Caddy (Reverse Proxy with HTTPS):Handles HTTPS access for my Jellyfin media server, Troll site, AI chatbot, and this portfolio site, as well as any future services. It ensures secure connections and simplifies management of multiple web services.
Netdata (Monitoring):Monitors system resource usage to ensure efficient operation. It provides detailed metrics on CPU, RAM, and container usage, helping to identify and prevent resource bottlenecks.
Samba (File Sharing):I chose Samba for its lightweight and easy-to-use setup. An additional layer of security requires a username and password, protecting the home network from unauthorized access. It is used for transferring files from my PC, editing Docker container configurations, and updating hosted webpages, including the AI web UI.
Wireguard VPN:I set up a Wireguard VPN using PiVPN for easier initial configuration and ongoing management. UDP port 51820 was port-forwarded to allow external access, and a DDNS service was used on the endpoint to handle dynamic public IPs.
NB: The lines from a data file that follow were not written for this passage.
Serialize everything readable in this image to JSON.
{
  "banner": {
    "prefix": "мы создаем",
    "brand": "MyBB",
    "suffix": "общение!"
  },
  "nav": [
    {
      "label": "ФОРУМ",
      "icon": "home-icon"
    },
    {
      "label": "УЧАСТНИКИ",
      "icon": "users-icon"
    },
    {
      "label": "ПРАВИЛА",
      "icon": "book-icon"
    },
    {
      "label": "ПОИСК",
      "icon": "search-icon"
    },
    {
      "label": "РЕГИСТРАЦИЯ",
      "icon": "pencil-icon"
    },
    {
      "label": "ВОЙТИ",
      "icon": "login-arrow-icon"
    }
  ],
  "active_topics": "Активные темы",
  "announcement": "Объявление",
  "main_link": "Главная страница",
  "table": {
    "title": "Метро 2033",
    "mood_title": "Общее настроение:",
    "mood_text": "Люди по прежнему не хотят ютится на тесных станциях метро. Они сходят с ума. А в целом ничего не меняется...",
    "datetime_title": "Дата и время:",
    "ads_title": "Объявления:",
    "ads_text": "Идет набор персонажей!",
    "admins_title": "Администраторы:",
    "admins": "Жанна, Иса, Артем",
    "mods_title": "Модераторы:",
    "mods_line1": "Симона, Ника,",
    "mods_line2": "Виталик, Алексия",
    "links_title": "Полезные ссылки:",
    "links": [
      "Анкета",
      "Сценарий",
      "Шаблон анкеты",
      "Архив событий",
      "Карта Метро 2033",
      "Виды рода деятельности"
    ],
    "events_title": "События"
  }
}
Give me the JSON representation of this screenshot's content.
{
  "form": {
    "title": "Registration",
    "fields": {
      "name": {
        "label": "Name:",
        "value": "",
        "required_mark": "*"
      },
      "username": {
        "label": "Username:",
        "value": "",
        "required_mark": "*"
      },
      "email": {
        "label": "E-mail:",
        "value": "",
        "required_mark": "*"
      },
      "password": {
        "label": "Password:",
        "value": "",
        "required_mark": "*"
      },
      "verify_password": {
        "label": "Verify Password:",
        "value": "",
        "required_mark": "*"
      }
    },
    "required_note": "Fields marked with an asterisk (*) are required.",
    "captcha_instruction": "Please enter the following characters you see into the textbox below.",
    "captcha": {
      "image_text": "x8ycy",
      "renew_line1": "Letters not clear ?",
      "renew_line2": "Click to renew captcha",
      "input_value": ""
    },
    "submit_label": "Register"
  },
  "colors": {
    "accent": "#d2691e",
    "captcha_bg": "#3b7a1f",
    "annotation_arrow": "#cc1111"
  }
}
This setup provides secure home access to services that do not have dedicated DDNS or port forwarding configured.
DDNS (DuckDNS + NoIP):I use DuckDNS for non-essential services such as my troll site and portfolio site, with a script that checks every 5 minutes for changes to my public IP. For essential services like Wireguard, as well as Jellyfin and the Minecraft Bedrock server, I use NO-IP. I chose NO-IP for its robust performance, reliability, and anycast network. The only limitation is that the free tier provides one hostname, but additional hostnames are inexpensive (£2.99/month for 3) and fully support automated dynamic updates.